“Riot police used tear gas and concussion grenades on hundreds of students protesting outside Montreal’s Palais des congrès Friday, where Premier Jean Charest was speaking at a symposium on northern development.” So begins a news report on CBC News.
College students have long been an element of social change around the world. Sometimes the protests are peaceful and have a clear purpose or goal in mind. Students identify with what they see as a social or economic wrong and take to the streets in an attempt to sway public officials to change the policy.
Often, however, the protests turn violent and seem little more than an excuse to act out with little chance of any individual student getting caught. The rage, anger, or depravity that lurks just beneath the social norms sees an opportunity to lash out. Strengthened and emboldened by the hundreds of others actors, mob mentality prevails and destruction ensues.

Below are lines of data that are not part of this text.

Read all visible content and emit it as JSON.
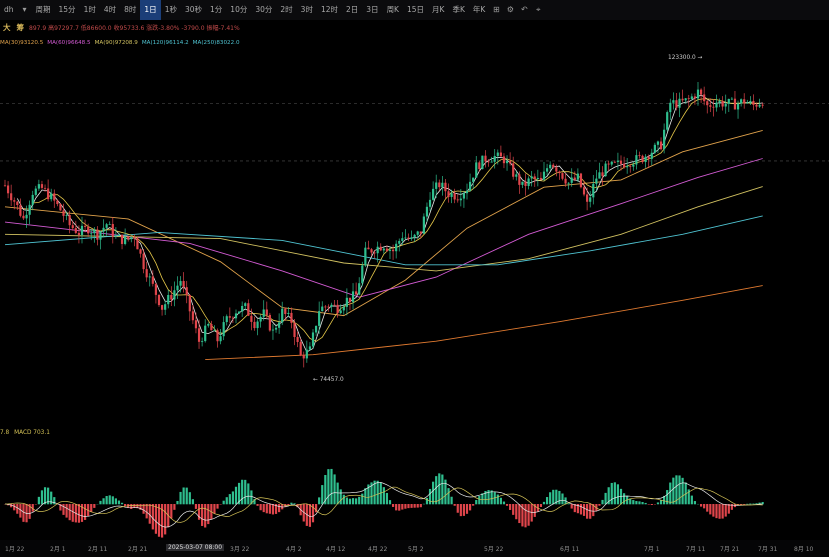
{
  "toolbar": {
    "symbol": "dh",
    "period_label": "周期",
    "intervals": [
      "15分",
      "1时",
      "4时",
      "8时",
      "1日",
      "1秒",
      "30秒",
      "1分",
      "10分",
      "30分",
      "2时",
      "3时",
      "12时",
      "2日",
      "3日",
      "周K",
      "15日",
      "月K",
      "季K",
      "年K"
    ],
    "active_interval": "1日"
  },
  "drawing": {
    "buttons": [
      "大",
      "筹"
    ],
    "ohlc_text": "897.9  高97297.7  低86600.0  收95733.6  涨跌-3.80%  -3790.0  振幅-7.41%"
  },
  "ma_legend": [
    {
      "label": "MA(30)93120.5",
      "color": "#e0a24b"
    },
    {
      "label": "MA(60)96648.5",
      "color": "#d25ad2"
    },
    {
      "label": "MA(90)97208.9",
      "color": "#d0c060"
    },
    {
      "label": "MA(120)96114.2",
      "color": "#4fc3d1"
    },
    {
      "label": "MA(250)83022.0",
      "color": "#4fc3d1"
    }
  ],
  "price_annotations": {
    "high": "123300.0",
    "low": "74457.0"
  },
  "macd": {
    "label_prefix": "7.8",
    "label": "MACD 703.1"
  },
  "xaxis": {
    "labels": [
      "1月 22",
      "2月 1",
      "2月 11",
      "2月 21",
      "2025-03-07 08:00",
      "3月 22",
      "4月 2",
      "4月 12",
      "4月 22",
      "5月 2",
      "5月 22",
      "6月 11",
      "7月 1",
      "7月 11",
      "7月 21",
      "7月 31",
      "8月 10"
    ],
    "highlighted": "2025-03-07 08:00"
  },
  "chart_data": {
    "type": "candlestick",
    "title": "",
    "x_start": "2025-01-17",
    "x_end": "2025-07-31",
    "visible_price_extremes": {
      "high": 123300.0,
      "low": 74457.0
    },
    "moving_averages": [
      "MA(30)",
      "MA(60)",
      "MA(90)",
      "MA(120)",
      "MA(250)"
    ],
    "grid": false,
    "close_path": [
      [
        0,
        104500
      ],
      [
        3,
        102000
      ],
      [
        6,
        99000
      ],
      [
        9,
        103500
      ],
      [
        12,
        104000
      ],
      [
        15,
        102500
      ],
      [
        18,
        100500
      ],
      [
        21,
        98000
      ],
      [
        24,
        96800
      ],
      [
        27,
        97500
      ],
      [
        30,
        96500
      ],
      [
        33,
        98200
      ],
      [
        36,
        96000
      ],
      [
        39,
        95500
      ],
      [
        42,
        96300
      ],
      [
        45,
        91500
      ],
      [
        48,
        88000
      ],
      [
        51,
        84500
      ],
      [
        54,
        86500
      ],
      [
        57,
        89000
      ],
      [
        60,
        84000
      ],
      [
        63,
        79000
      ],
      [
        66,
        81500
      ],
      [
        69,
        79200
      ],
      [
        72,
        82500
      ],
      [
        75,
        84000
      ],
      [
        78,
        84500
      ],
      [
        81,
        82000
      ],
      [
        84,
        83500
      ],
      [
        87,
        80500
      ],
      [
        90,
        83800
      ],
      [
        93,
        82300
      ],
      [
        96,
        76500
      ],
      [
        99,
        77500
      ],
      [
        102,
        84200
      ],
      [
        105,
        85000
      ],
      [
        108,
        84500
      ],
      [
        111,
        85800
      ],
      [
        114,
        86500
      ],
      [
        117,
        93500
      ],
      [
        120,
        94200
      ],
      [
        123,
        94800
      ],
      [
        126,
        93800
      ],
      [
        129,
        96300
      ],
      [
        132,
        95500
      ],
      [
        135,
        97000
      ],
      [
        138,
        103000
      ],
      [
        141,
        104700
      ],
      [
        144,
        103200
      ],
      [
        147,
        102800
      ],
      [
        150,
        104100
      ],
      [
        153,
        107600
      ],
      [
        156,
        108900
      ],
      [
        159,
        109200
      ],
      [
        162,
        108800
      ],
      [
        165,
        106500
      ],
      [
        168,
        104300
      ],
      [
        171,
        105600
      ],
      [
        174,
        105100
      ],
      [
        177,
        108500
      ],
      [
        180,
        106800
      ],
      [
        183,
        104900
      ],
      [
        186,
        105700
      ],
      [
        189,
        101300
      ],
      [
        192,
        105800
      ],
      [
        195,
        107200
      ],
      [
        198,
        107800
      ],
      [
        201,
        108200
      ],
      [
        204,
        108600
      ],
      [
        207,
        109000
      ],
      [
        210,
        110100
      ],
      [
        213,
        111200
      ],
      [
        216,
        118000
      ],
      [
        219,
        117900
      ],
      [
        222,
        118500
      ],
      [
        225,
        119800
      ],
      [
        228,
        117500
      ],
      [
        231,
        118200
      ],
      [
        234,
        117900
      ],
      [
        237,
        117800
      ],
      [
        240,
        118300
      ],
      [
        243,
        117600
      ],
      [
        246,
        118400
      ]
    ],
    "ma_paths": {
      "MA(30)": [
        [
          0,
          101000
        ],
        [
          40,
          99000
        ],
        [
          70,
          92000
        ],
        [
          90,
          84500
        ],
        [
          110,
          83200
        ],
        [
          130,
          89000
        ],
        [
          150,
          97500
        ],
        [
          175,
          104200
        ],
        [
          200,
          105400
        ],
        [
          220,
          110000
        ],
        [
          246,
          113500
        ]
      ],
      "MA(60)": [
        [
          0,
          98500
        ],
        [
          60,
          95000
        ],
        [
          90,
          90500
        ],
        [
          115,
          86200
        ],
        [
          140,
          89500
        ],
        [
          170,
          96500
        ],
        [
          200,
          101500
        ],
        [
          225,
          105800
        ],
        [
          246,
          108900
        ]
      ],
      "MA(90)": [
        [
          0,
          96500
        ],
        [
          70,
          95800
        ],
        [
          110,
          91800
        ],
        [
          140,
          90500
        ],
        [
          170,
          92500
        ],
        [
          200,
          96500
        ],
        [
          225,
          101000
        ],
        [
          246,
          104300
        ]
      ],
      "MA(120)": [
        [
          0,
          94800
        ],
        [
          50,
          96800
        ],
        [
          90,
          95500
        ],
        [
          130,
          91500
        ],
        [
          160,
          91500
        ],
        [
          190,
          93800
        ],
        [
          220,
          96500
        ],
        [
          246,
          99500
        ]
      ],
      "MA(250)": [
        [
          65,
          76000
        ],
        [
          100,
          76800
        ],
        [
          140,
          79000
        ],
        [
          180,
          82200
        ],
        [
          220,
          85700
        ],
        [
          246,
          88100
        ]
      ]
    }
  }
}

The protests in Canada are not a result of a food shortage. They are not a result of limited access to medical care or supplies. They are a result of a proposed student tuition hike. And they’ve turned violent.
How to Prepare
So, we can a prepper do to prepare for such events? What lessons can be learned?

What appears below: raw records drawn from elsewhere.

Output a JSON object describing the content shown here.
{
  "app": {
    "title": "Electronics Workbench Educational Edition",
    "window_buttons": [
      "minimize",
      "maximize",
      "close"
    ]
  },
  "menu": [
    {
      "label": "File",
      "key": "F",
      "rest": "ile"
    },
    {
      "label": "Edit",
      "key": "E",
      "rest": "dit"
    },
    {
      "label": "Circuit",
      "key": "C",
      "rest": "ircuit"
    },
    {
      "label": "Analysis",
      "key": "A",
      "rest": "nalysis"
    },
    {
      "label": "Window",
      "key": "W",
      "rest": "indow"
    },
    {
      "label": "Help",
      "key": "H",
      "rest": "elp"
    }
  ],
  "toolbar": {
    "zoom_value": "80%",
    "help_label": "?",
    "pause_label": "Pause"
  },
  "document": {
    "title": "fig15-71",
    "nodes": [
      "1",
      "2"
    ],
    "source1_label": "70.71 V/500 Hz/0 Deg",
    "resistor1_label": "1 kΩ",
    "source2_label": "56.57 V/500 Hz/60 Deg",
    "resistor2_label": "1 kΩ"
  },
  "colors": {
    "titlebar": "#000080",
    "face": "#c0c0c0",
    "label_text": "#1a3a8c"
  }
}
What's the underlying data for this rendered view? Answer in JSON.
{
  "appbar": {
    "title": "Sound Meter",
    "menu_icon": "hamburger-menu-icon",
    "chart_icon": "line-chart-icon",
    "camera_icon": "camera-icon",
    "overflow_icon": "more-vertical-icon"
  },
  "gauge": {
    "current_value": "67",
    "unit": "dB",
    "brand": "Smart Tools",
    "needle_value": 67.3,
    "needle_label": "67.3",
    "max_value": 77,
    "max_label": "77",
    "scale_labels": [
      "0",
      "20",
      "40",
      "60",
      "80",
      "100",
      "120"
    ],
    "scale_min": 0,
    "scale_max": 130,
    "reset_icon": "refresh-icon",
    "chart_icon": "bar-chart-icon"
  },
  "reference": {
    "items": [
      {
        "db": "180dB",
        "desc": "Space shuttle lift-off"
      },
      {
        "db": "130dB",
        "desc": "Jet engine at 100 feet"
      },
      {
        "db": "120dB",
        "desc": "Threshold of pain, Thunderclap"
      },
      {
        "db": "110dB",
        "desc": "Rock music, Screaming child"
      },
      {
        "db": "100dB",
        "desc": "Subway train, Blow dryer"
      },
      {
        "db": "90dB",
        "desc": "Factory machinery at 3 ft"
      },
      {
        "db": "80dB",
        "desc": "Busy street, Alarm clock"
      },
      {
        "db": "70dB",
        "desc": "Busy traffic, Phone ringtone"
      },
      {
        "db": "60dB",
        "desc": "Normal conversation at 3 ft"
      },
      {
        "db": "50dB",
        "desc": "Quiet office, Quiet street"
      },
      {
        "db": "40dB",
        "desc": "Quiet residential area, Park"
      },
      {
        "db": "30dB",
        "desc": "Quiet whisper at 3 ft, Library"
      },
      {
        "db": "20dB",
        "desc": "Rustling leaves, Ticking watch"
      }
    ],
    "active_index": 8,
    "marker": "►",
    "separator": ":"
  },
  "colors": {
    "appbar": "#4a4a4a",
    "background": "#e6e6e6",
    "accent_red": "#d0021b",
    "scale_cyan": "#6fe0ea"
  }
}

- Review your supplies and preparations. Make sure that you have enough food, water, and the other supplies you’ll need in the case of a long term bug-in situation. You do not want to venture out into the streets when a riot is taking place.
- Renew your mind and your commitment to being prepared. Know ahead of time where your fallback location will be should getting home prove impossible. Learn alternate ways to navigate to your fallback location. Make sure your have other things in order as well – the proper home and auto insurance to cover damage incurred during the rioting.

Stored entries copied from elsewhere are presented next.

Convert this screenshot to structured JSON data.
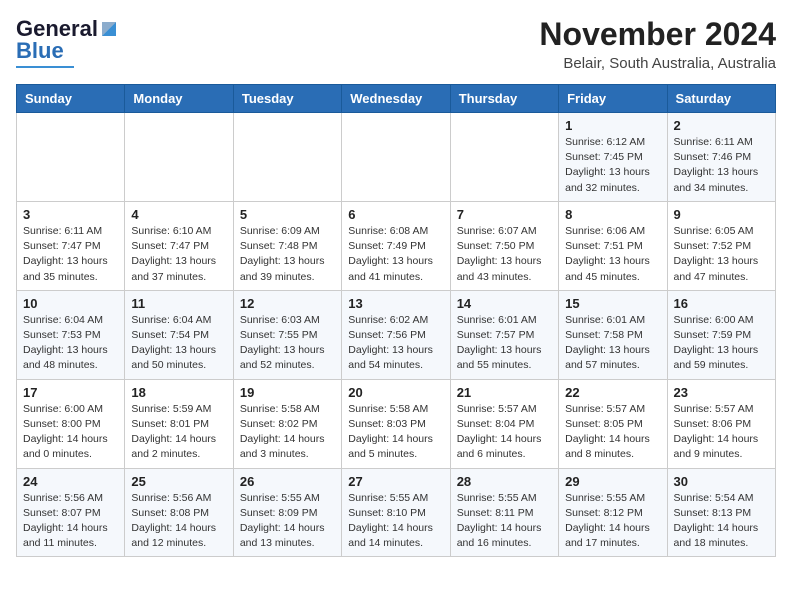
{
  "header": {
    "logo_line1": "General",
    "logo_line2": "Blue",
    "title": "November 2024",
    "subtitle": "Belair, South Australia, Australia"
  },
  "weekdays": [
    "Sunday",
    "Monday",
    "Tuesday",
    "Wednesday",
    "Thursday",
    "Friday",
    "Saturday"
  ],
  "weeks": [
    [
      {
        "day": "",
        "info": ""
      },
      {
        "day": "",
        "info": ""
      },
      {
        "day": "",
        "info": ""
      },
      {
        "day": "",
        "info": ""
      },
      {
        "day": "",
        "info": ""
      },
      {
        "day": "1",
        "info": "Sunrise: 6:12 AM\nSunset: 7:45 PM\nDaylight: 13 hours and 32 minutes."
      },
      {
        "day": "2",
        "info": "Sunrise: 6:11 AM\nSunset: 7:46 PM\nDaylight: 13 hours and 34 minutes."
      }
    ],
    [
      {
        "day": "3",
        "info": "Sunrise: 6:11 AM\nSunset: 7:47 PM\nDaylight: 13 hours and 35 minutes."
      },
      {
        "day": "4",
        "info": "Sunrise: 6:10 AM\nSunset: 7:47 PM\nDaylight: 13 hours and 37 minutes."
      },
      {
        "day": "5",
        "info": "Sunrise: 6:09 AM\nSunset: 7:48 PM\nDaylight: 13 hours and 39 minutes."
      },
      {
        "day": "6",
        "info": "Sunrise: 6:08 AM\nSunset: 7:49 PM\nDaylight: 13 hours and 41 minutes."
      },
      {
        "day": "7",
        "info": "Sunrise: 6:07 AM\nSunset: 7:50 PM\nDaylight: 13 hours and 43 minutes."
      },
      {
        "day": "8",
        "info": "Sunrise: 6:06 AM\nSunset: 7:51 PM\nDaylight: 13 hours and 45 minutes."
      },
      {
        "day": "9",
        "info": "Sunrise: 6:05 AM\nSunset: 7:52 PM\nDaylight: 13 hours and 47 minutes."
      }
    ],
    [
      {
        "day": "10",
        "info": "Sunrise: 6:04 AM\nSunset: 7:53 PM\nDaylight: 13 hours and 48 minutes."
      },
      {
        "day": "11",
        "info": "Sunrise: 6:04 AM\nSunset: 7:54 PM\nDaylight: 13 hours and 50 minutes."
      },
      {
        "day": "12",
        "info": "Sunrise: 6:03 AM\nSunset: 7:55 PM\nDaylight: 13 hours and 52 minutes."
      },
      {
        "day": "13",
        "info": "Sunrise: 6:02 AM\nSunset: 7:56 PM\nDaylight: 13 hours and 54 minutes."
      },
      {
        "day": "14",
        "info": "Sunrise: 6:01 AM\nSunset: 7:57 PM\nDaylight: 13 hours and 55 minutes."
      },
      {
        "day": "15",
        "info": "Sunrise: 6:01 AM\nSunset: 7:58 PM\nDaylight: 13 hours and 57 minutes."
      },
      {
        "day": "16",
        "info": "Sunrise: 6:00 AM\nSunset: 7:59 PM\nDaylight: 13 hours and 59 minutes."
      }
    ],
    [
      {
        "day": "17",
        "info": "Sunrise: 6:00 AM\nSunset: 8:00 PM\nDaylight: 14 hours and 0 minutes."
      },
      {
        "day": "18",
        "info": "Sunrise: 5:59 AM\nSunset: 8:01 PM\nDaylight: 14 hours and 2 minutes."
      },
      {
        "day": "19",
        "info": "Sunrise: 5:58 AM\nSunset: 8:02 PM\nDaylight: 14 hours and 3 minutes."
      },
      {
        "day": "20",
        "info": "Sunrise: 5:58 AM\nSunset: 8:03 PM\nDaylight: 14 hours and 5 minutes."
      },
      {
        "day": "21",
        "info": "Sunrise: 5:57 AM\nSunset: 8:04 PM\nDaylight: 14 hours and 6 minutes."
      },
      {
        "day": "22",
        "info": "Sunrise: 5:57 AM\nSunset: 8:05 PM\nDaylight: 14 hours and 8 minutes."
      },
      {
        "day": "23",
        "info": "Sunrise: 5:57 AM\nSunset: 8:06 PM\nDaylight: 14 hours and 9 minutes."
      }
    ],
    [
      {
        "day": "24",
        "info": "Sunrise: 5:56 AM\nSunset: 8:07 PM\nDaylight: 14 hours and 11 minutes."
      },
      {
        "day": "25",
        "info": "Sunrise: 5:56 AM\nSunset: 8:08 PM\nDaylight: 14 hours and 12 minutes."
      },
      {
        "day": "26",
        "info": "Sunrise: 5:55 AM\nSunset: 8:09 PM\nDaylight: 14 hours and 13 minutes."
      },
      {
        "day": "27",
        "info": "Sunrise: 5:55 AM\nSunset: 8:10 PM\nDaylight: 14 hours and 14 minutes."
      },
      {
        "day": "28",
        "info": "Sunrise: 5:55 AM\nSunset: 8:11 PM\nDaylight: 14 hours and 16 minutes."
      },
      {
        "day": "29",
        "info": "Sunrise: 5:55 AM\nSunset: 8:12 PM\nDaylight: 14 hours and 17 minutes."
      },
      {
        "day": "30",
        "info": "Sunrise: 5:54 AM\nSunset: 8:13 PM\nDaylight: 14 hours and 18 minutes."
      }
    ]
  ]
}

- Recognize the threats early. Watch the news and other sources for current events. Look for trends or upcoming events that may encourage protestors to spiral out of control and into a riot. Take a few days off from work or plan to work remotely if possible on days when you believe violence is likely.
- Retreat to your fallback location. Make sure that you have a plan, preferably printed and readily available to everyone in your family, so they know where to meet should an event take you by surprise. At the first sign of things turning bad, go ahead and make the trip to your fallback location. If nothing bad happens, that’s good. Just use the time to make subtle improvements to your plans and fallback location.
I’m not an alarmist by nature and I don’t find a riot lurking under every court decision or policy implementation by the legislature. But I do think it wise to pay attention and react appropriately when warning signs begin to appear.